“He told me to protect you. He knows what kind of men we are, yet he begged me to keep you safe. Can you believe that?”
She shakes her head, and a tear rolls down her cheek. “Why? Who do you need to keep me safe from?”
Roman closes the distance between them, his mouth ghosting across her lips, and my cock inappropriately jerks behind my boxers.
“Your father. The man who raped and murdered my sister, Sydney, that’s who. But”—he chuckles—“apparently, I got it wrong.” Then he licks the tear from her face, drops her hair and walks away.
Sydney sags against the wall, drawing deep breath after deep breath, her whole body vibrating.
“Syd,” I say, reaching for her, but she holds up a hand, stopping me.
“No, don’t touch me.” She sucks in another fortifying breath, then swoops round me and into the guest room, slamming the door closed. A second later, I hear something being pushed up against the door, and I know she’s barricaded herself inside.
Fuck!
CHAPTER TWENTY-THREE
ROMAN
Fuck Amos Kincaid for screwing up my perfect revenge. Not only has he a daughter that is like nectar to a bee, but he’s now got me doubting everything Blake and I worked on.
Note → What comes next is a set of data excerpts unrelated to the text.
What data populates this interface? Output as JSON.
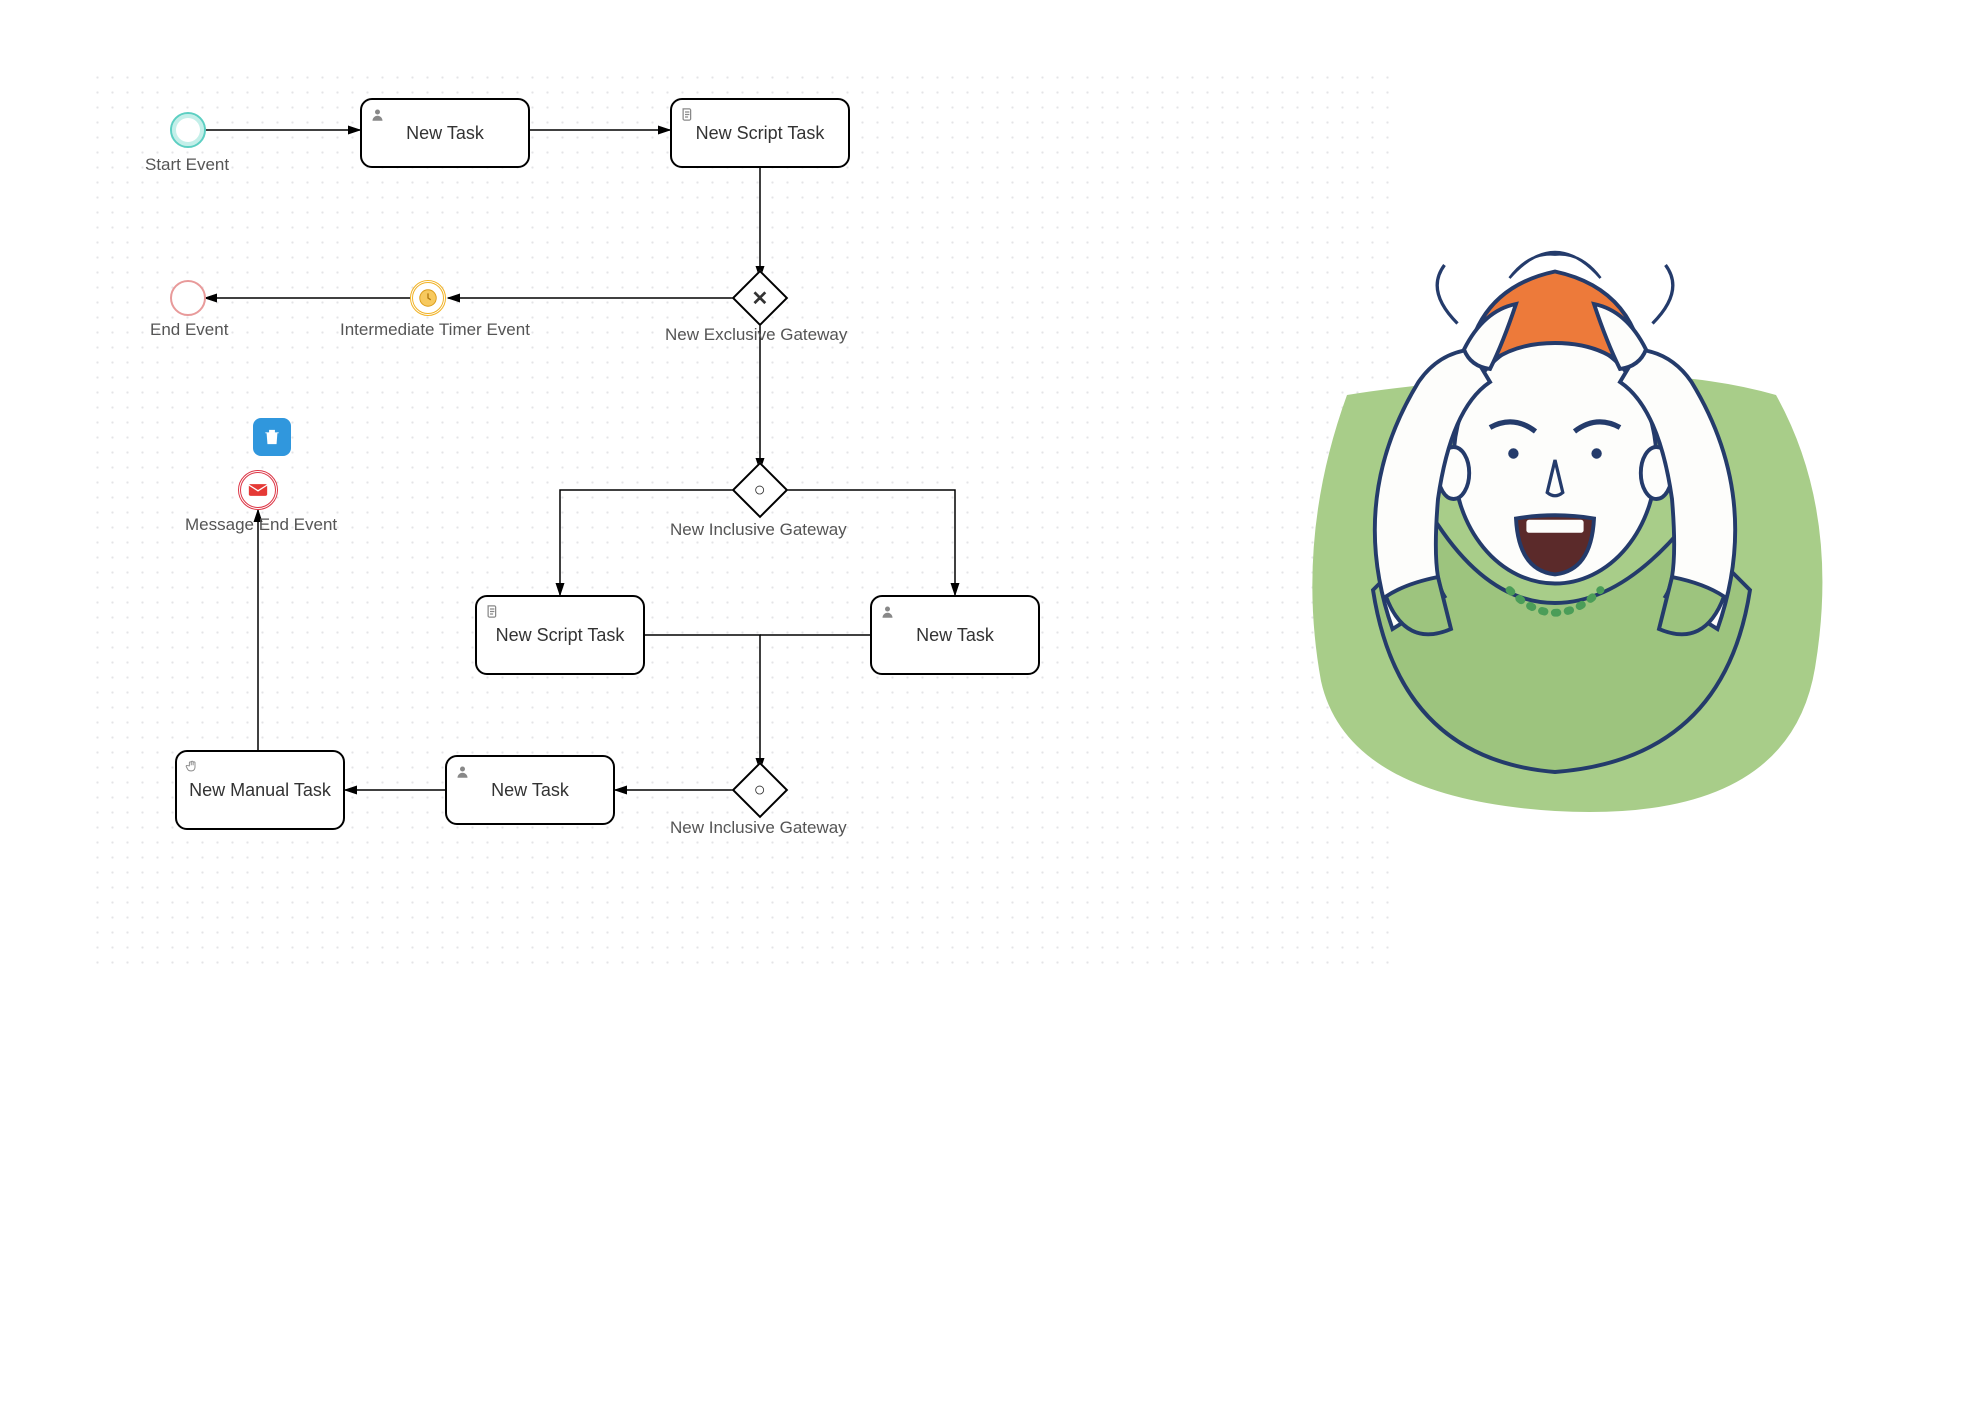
{
  "events": {
    "start": {
      "label": "Start Event"
    },
    "end": {
      "label": "End Event"
    },
    "timer": {
      "label": "Intermediate Timer Event"
    },
    "msg_end": {
      "label": "Message End Event"
    }
  },
  "tasks": {
    "t1": {
      "label": "New Task",
      "type": "user"
    },
    "t2": {
      "label": "New Script Task",
      "type": "script"
    },
    "t3": {
      "label": "New Script Task",
      "type": "script"
    },
    "t4": {
      "label": "New Task",
      "type": "user"
    },
    "t5": {
      "label": "New Task",
      "type": "user"
    },
    "t6": {
      "label": "New Manual Task",
      "type": "manual"
    }
  },
  "gateways": {
    "g1": {
      "label": "New Exclusive Gateway",
      "type": "exclusive"
    },
    "g2": {
      "label": "New Inclusive Gateway",
      "type": "inclusive"
    },
    "g3": {
      "label": "New Inclusive Gateway",
      "type": "inclusive"
    }
  },
  "toolbar": {
    "delete": "Delete"
  }
}
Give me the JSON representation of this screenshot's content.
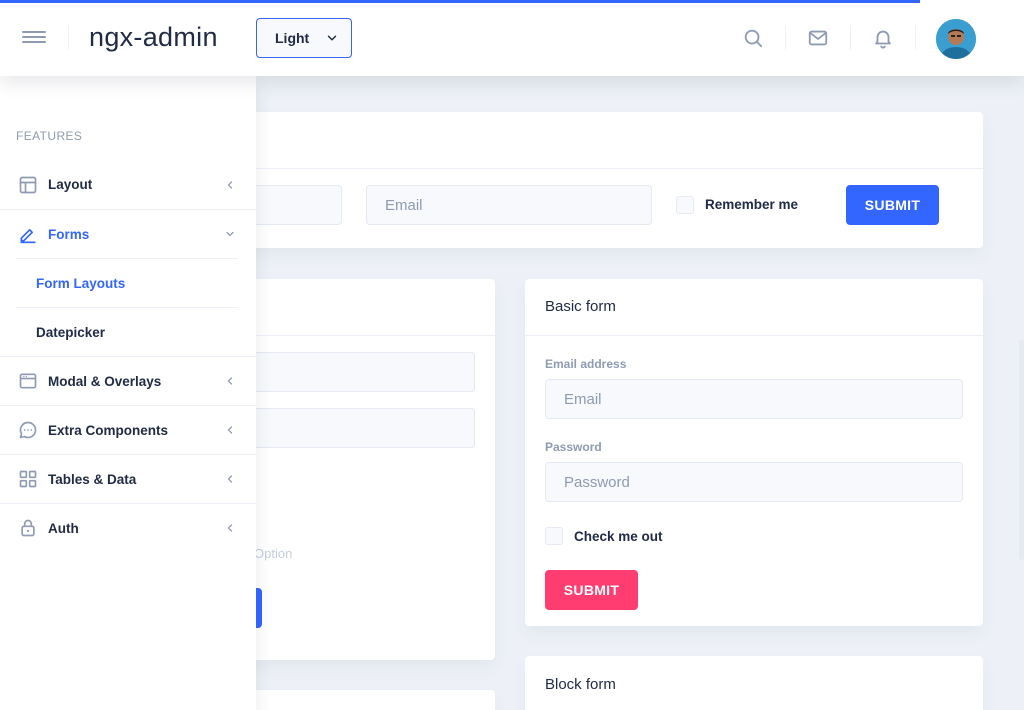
{
  "header": {
    "logo": "ngx-admin",
    "theme": {
      "selected": "Light"
    },
    "icons": [
      "search-icon",
      "mail-icon",
      "bell-icon"
    ],
    "accent": "#3366ff"
  },
  "sidebar": {
    "section_label": "FEATURES",
    "items": [
      {
        "label": "Layout",
        "icon": "layout-icon"
      },
      {
        "label": "Forms",
        "icon": "edit-icon",
        "expanded": true
      },
      {
        "label": "Modal & Overlays",
        "icon": "browser-icon"
      },
      {
        "label": "Extra Components",
        "icon": "message-circle-icon"
      },
      {
        "label": "Tables & Data",
        "icon": "grid-icon"
      },
      {
        "label": "Auth",
        "icon": "lock-icon"
      }
    ],
    "sub_items": [
      {
        "label": "Form Layouts",
        "active": true
      },
      {
        "label": "Datepicker"
      }
    ]
  },
  "inline_form": {
    "email_placeholder": "Email",
    "remember_label": "Remember me",
    "submit_label": "SUBMIT"
  },
  "left_card": {
    "faded_text": "Option"
  },
  "basic_form": {
    "title": "Basic form",
    "email_label": "Email address",
    "email_placeholder": "Email",
    "password_label": "Password",
    "password_placeholder": "Password",
    "checkbox_label": "Check me out",
    "submit_label": "SUBMIT",
    "submit_color": "#ff3d71"
  },
  "block_form": {
    "title": "Block form"
  }
}
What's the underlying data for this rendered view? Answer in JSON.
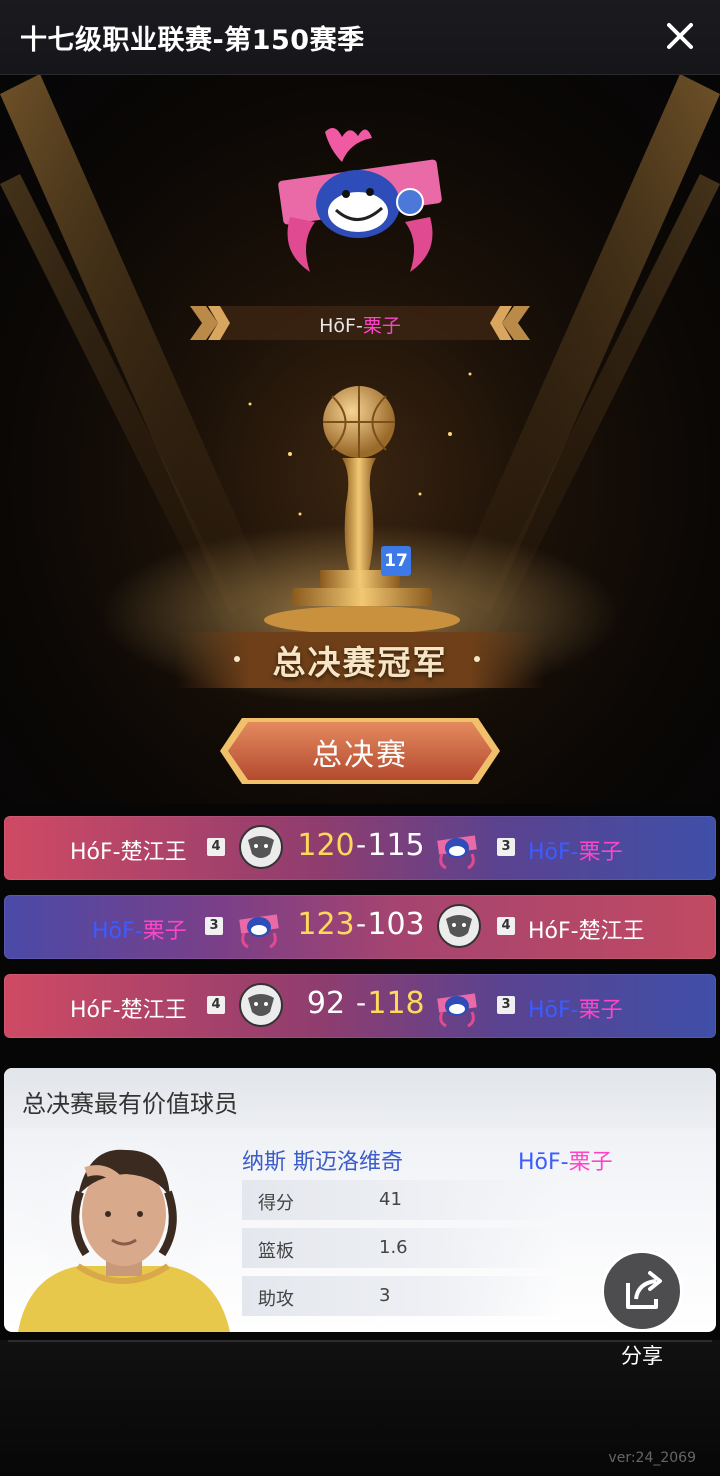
{
  "header": {
    "title": "十七级职业联赛-第150赛季",
    "close_icon": "close-icon"
  },
  "champion": {
    "team_prefix": "HōF-",
    "team_name": "栗子",
    "trophy_level": "17",
    "banner": "总决赛冠军"
  },
  "finals_label": "总决赛",
  "games": [
    {
      "left_team": "HóF-楚江王",
      "left_seed": "4",
      "left_score": "120",
      "right_score": "115",
      "right_seed": "3",
      "right_prefix": "HōF-",
      "right_name": "栗子"
    },
    {
      "left_prefix": "HōF-",
      "left_name": "栗子",
      "left_seed": "3",
      "left_score": "123",
      "right_score": "103",
      "right_seed": "4",
      "right_team": "HóF-楚江王"
    },
    {
      "left_team": "HóF-楚江王",
      "left_seed": "4",
      "left_score": "92",
      "right_score": "118",
      "right_seed": "3",
      "right_prefix": "HōF-",
      "right_name": "栗子"
    }
  ],
  "mvp": {
    "title": "总决赛最有价值球员",
    "player_name": "纳斯 斯迈洛维奇",
    "team_prefix": "HōF-",
    "team_name": "栗子",
    "stats": [
      {
        "label": "得分",
        "value": "41"
      },
      {
        "label": "篮板",
        "value": "1.6"
      },
      {
        "label": "助攻",
        "value": "3"
      }
    ]
  },
  "share_label": "分享",
  "version": "ver:24_2069",
  "colors": {
    "pink": "#ff45c7",
    "blue": "#3b5cff",
    "gold": "#ffd95a"
  }
}
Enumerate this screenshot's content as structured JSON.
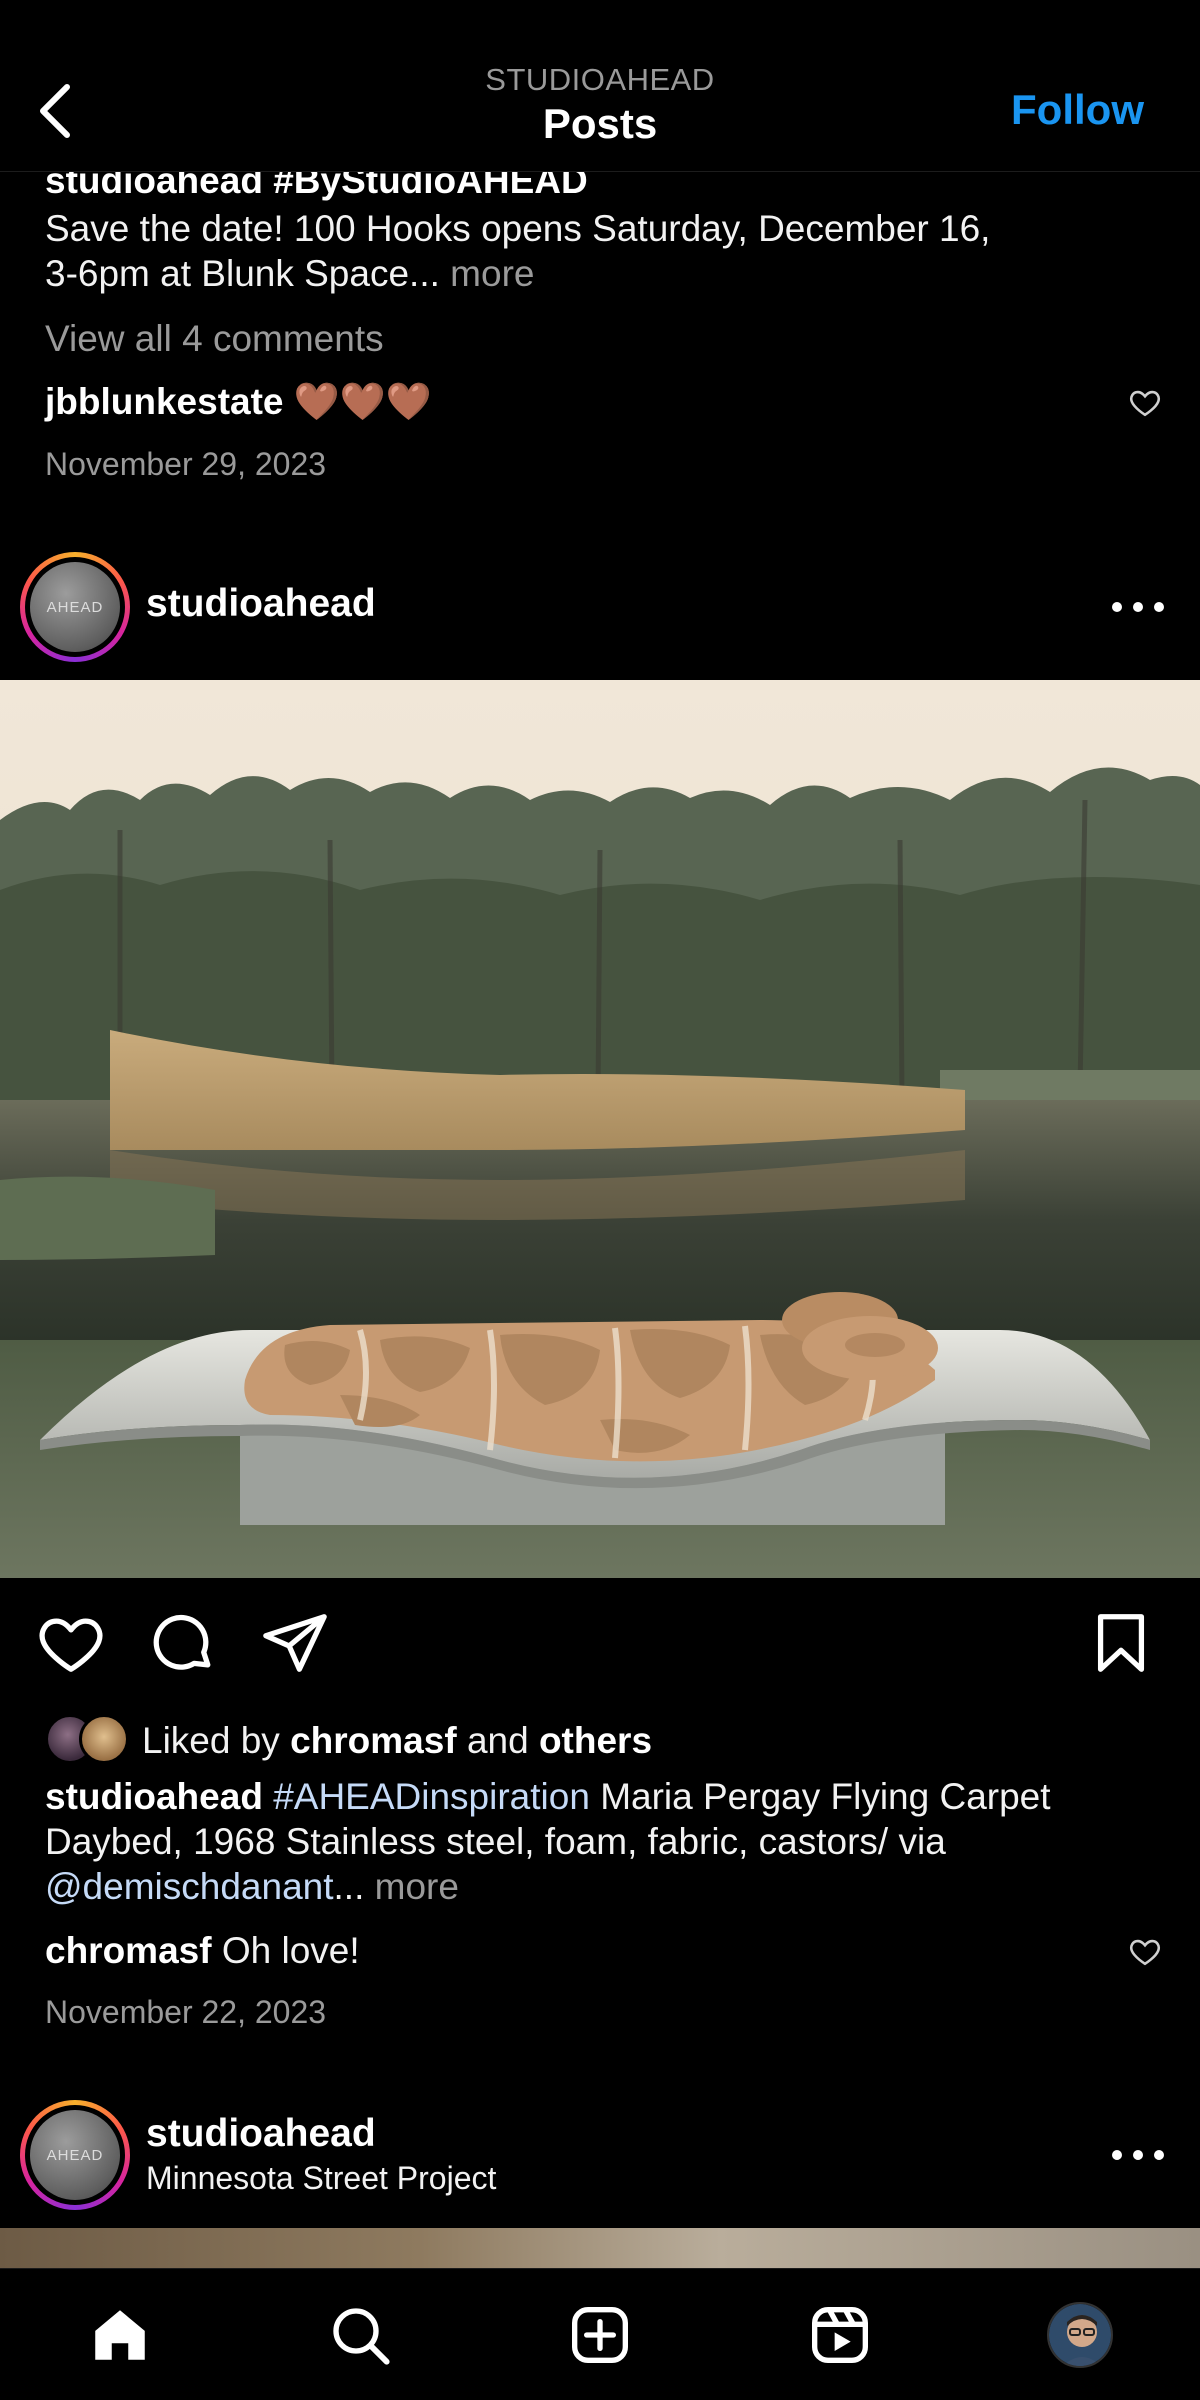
{
  "header": {
    "handle": "STUDIOAHEAD",
    "title": "Posts",
    "follow_label": "Follow"
  },
  "prev_post": {
    "caption_partial": "studioahead #ByStudioAHEAD",
    "caption_line1": "Save the date! 100 Hooks opens Saturday, December 16,",
    "caption_line2": "3-6pm at Blunk Space...",
    "more_label": "more",
    "view_comments": "View all 4 comments",
    "comment": {
      "user": "jbblunkestate",
      "text": "🤎🤎🤎"
    },
    "date": "November 29, 2023"
  },
  "post": {
    "username": "studioahead",
    "avatar_text": "AHEAD",
    "liked_by_prefix": "Liked by",
    "liked_by_user": "chromasf",
    "liked_by_and": "and",
    "liked_by_others": "others",
    "caption_user": "studioahead",
    "caption_hashtag": "#AHEADinspiration",
    "caption_line1_rest": "Maria Pergay Flying Carpet",
    "caption_line2": "Daybed, 1968 Stainless steel, foam, fabric, castors/  via",
    "caption_mention": "@demischdanant",
    "caption_ellipsis": "...",
    "more_label": "more",
    "comment": {
      "user": "chromasf",
      "text": "Oh love!"
    },
    "date": "November 22, 2023"
  },
  "next_post": {
    "username": "studioahead",
    "location": "Minnesota Street Project",
    "avatar_text": "AHEAD"
  },
  "icons": {
    "back": "chevron-left-icon",
    "more": "more-dots-icon",
    "like": "heart-icon",
    "comment": "comment-bubble-icon",
    "share": "paper-plane-icon",
    "save": "bookmark-icon",
    "home": "home-icon",
    "search": "search-icon",
    "create": "plus-square-icon",
    "reels": "reels-icon",
    "profile": "profile-avatar"
  },
  "colors": {
    "background": "#000000",
    "accent": "#1a95f1",
    "hashtag": "#c5daf7",
    "muted": "#9a9a9a"
  }
}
I can still taste her salty tear despite the bottle of beer I drank when I came to hide out in the office. And I can still smell her on my skin even though I showered. It’s a quiet kind of torture.
I flick the papers on the desk in front of me away, pissed that I can’t find anything on this so-called John Clark slash John Smith. It was obvious when Kincaid told me the name, it would be impossible to locate a single John Smith in a world where that surname is as common as a cold.
I don’t care if Kincaid isn’t the killer, the man still as to answer for the things he’s done, and I intend to start with how a man like Kincaid has a child while no one around him or in his past as Warren Burns knows of any woman he was close to.
I go back to the file in front of me, but all I can see is Sydney’s face as I pinned her to the wall. Devastation. I know what that feels like—it’s been the only real emotion I’ve felt since Annabel died. My phone pings, even though it’s almost 1 a.m. Picking it up, it’s a message from Oz.
OZ: I got a hit on a vehicle reg outside the church.
I hit call, and he answers immediately. “What have you got?” I ask.
“Yeah, hello to you too. What are you doing up at this time?”
I sigh. “Figuring out how we fucked up so bad. But give me the details.”
“We didn’t fuck up, Roman. We worked with what info we had.” When I don’t bother replying, he gives me the details of the car make and reg and the owner.
“And this car was parked outside the church at the time Kincaid was attacked?”
“Yeah, man. I went back a few days too, and it’s been there almost every day.”
“Almost every day?” I question.
“Accept when Kincaid was out of town. Which is suspicious as fuck. Unless the guy?—”
“Followed Kincaid back here,” I say, finishing his sentence for him. “Okay, go back and see where else this car has been in the last month or so. And, Oz?”
“Yes, boss,” he says expectantly.
“Find me a John Smith linked to Kincaid or Burns.”
“I’ll try.”
I slide my phone onto the desk and pick up my drink. I needed something a little stronger than beer and opened a bottle of bourbon.
I go over the victims’ names, the ones we know about, again. Something Kincaid said in the hospital comes back to me and I call the only person who can give me access to what I need.
Finding a serial rapist and killer with no clear type or identical MO every time is making our job impossibly hard. It’swhat has kept him from having the old bill on his arse and connecting the victims all this time. But with Kincaid revealing he knows the guy, I’m beginning to think this started as something personal.